For more information, please refer to the following links:

SEC Charges Crypto Exchange; DOJ Charges Crypto ATM; Do Kwon Arrested

By Christina O. Gotsis

According to a press release published this week by the U.S. Securities and Exchange Commission (SEC), the SEC has charged Beaxy, a “crypto asset trading platform,” and its executives for failing to register as a national securities exchange, broker and clearing agency. The SEC also charged Beaxy’s founder with raising $8 million in an unregistered offering of the Beaxy token (BXY) and alleged that he misappropriated at least $900,000 for personal use. Finally, the SEC charged market makers using the platform as unregistered dealers. Certain Beaxy executives and market makers have agreed to shut down the platform, return assets to customers, and pay $165,800 in civil penalties. The SEC is litigating its charges against Beaxy and its founder.

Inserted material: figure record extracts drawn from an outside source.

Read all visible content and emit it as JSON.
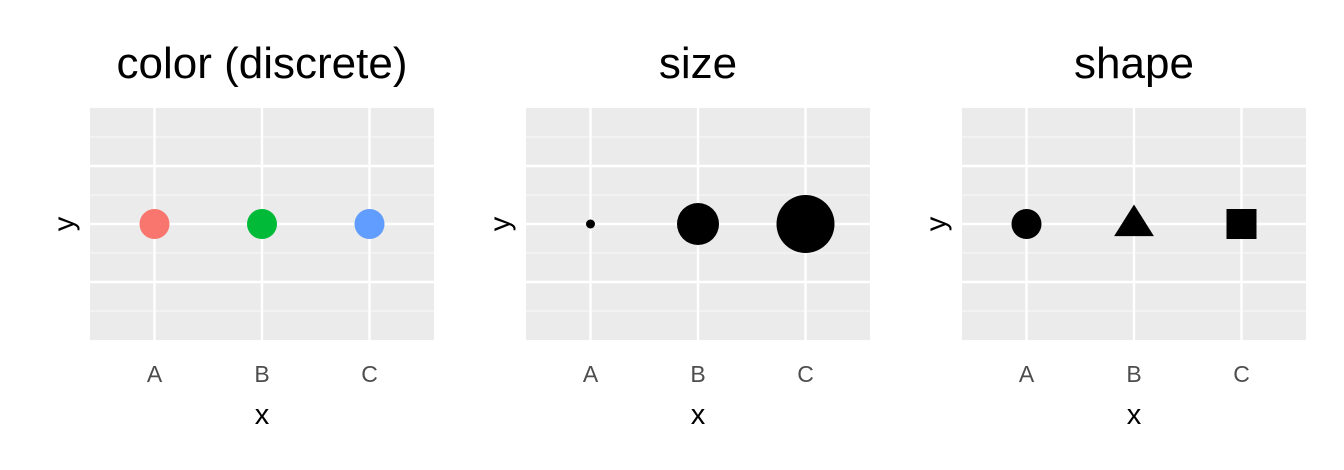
{
  "chart_data": [
    {
      "type": "scatter",
      "title": "color (discrete)",
      "xlabel": "x",
      "ylabel": "y",
      "categories": [
        "A",
        "B",
        "C"
      ],
      "y": [
        0,
        0,
        0
      ],
      "grid": true,
      "aesthetic": "color",
      "point_colors": [
        "#F8766D",
        "#00BA38",
        "#619CFF"
      ],
      "point_sizes": [
        3,
        3,
        3
      ],
      "point_shapes": [
        "circle",
        "circle",
        "circle"
      ]
    },
    {
      "type": "scatter",
      "title": "size",
      "xlabel": "x",
      "ylabel": "y",
      "categories": [
        "A",
        "B",
        "C"
      ],
      "y": [
        0,
        0,
        0
      ],
      "grid": true,
      "aesthetic": "size",
      "point_colors": [
        "#000000",
        "#000000",
        "#000000"
      ],
      "point_sizes": [
        1,
        2,
        3
      ],
      "point_shapes": [
        "circle",
        "circle",
        "circle"
      ]
    },
    {
      "type": "scatter",
      "title": "shape",
      "xlabel": "x",
      "ylabel": "y",
      "categories": [
        "A",
        "B",
        "C"
      ],
      "y": [
        0,
        0,
        0
      ],
      "grid": true,
      "aesthetic": "shape",
      "point_colors": [
        "#000000",
        "#000000",
        "#000000"
      ],
      "point_sizes": [
        3,
        3,
        3
      ],
      "point_shapes": [
        "circle",
        "triangle",
        "square"
      ]
    }
  ],
  "colors": {
    "panel_background": "#EBEBEB",
    "grid_major": "#FFFFFF",
    "grid_minor": "#F5F5F5",
    "tick_text": "#4D4D4D",
    "text": "#000000"
  }
}
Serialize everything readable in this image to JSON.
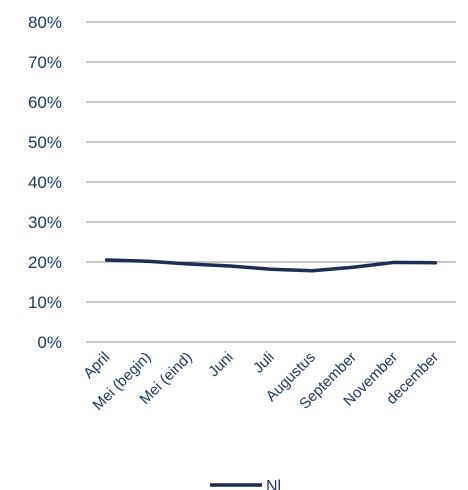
{
  "chart_data": {
    "type": "line",
    "title": "",
    "xlabel": "",
    "ylabel": "",
    "categories": [
      "April",
      "Mei (begin)",
      "Mei (eind)",
      "Juni",
      "Juli",
      "Augustus",
      "September",
      "November",
      "december"
    ],
    "y_ticks": [
      "0%",
      "10%",
      "20%",
      "30%",
      "40%",
      "50%",
      "60%",
      "70%",
      "80%"
    ],
    "ylim": [
      0,
      80
    ],
    "grid": true,
    "legend_position": "bottom",
    "series": [
      {
        "name": "Nl",
        "color": "#1f2d54",
        "values": [
          20.5,
          20.2,
          19.5,
          19.0,
          18.2,
          17.8,
          18.7,
          19.9,
          19.8
        ]
      }
    ]
  }
}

Also this week, a press release from the U.S. Department of Justice (DOJ) announced the arrest of the founder of Coindawg, a cryptocurrency ATM business, in connection with a scheme to steal and launder over $1 million in Small Business Administration loans. The DOJ alleged that the individual fraudulently obtained the loans, which were intended to provide COVID-related relief, and converted approximately $700,000 into bitcoin for his co-conspirators. The individual then allegedly stole approximately $300,000, which he used, in part, to purchase cryptocurrency ATMs and promotional services to start Coindawg. Law enforcement seized 18 Coindawg cryptocurrency ATMs that had exchanged over $3 million worth of cryptocurrency and charged 15% in transaction fees.

According to reports, international enforcement agencies also took action this week, with Interpol arresting South Korean national Do Kwon, founder of a collapsed crypto company that in a matter of days wiped out about $40 billion in value from the crypto market. Kwon is wanted in several countries, including the U.S., South Korea, and Singapore. Kwon was arrested in Montenegro with counterfeit documentation.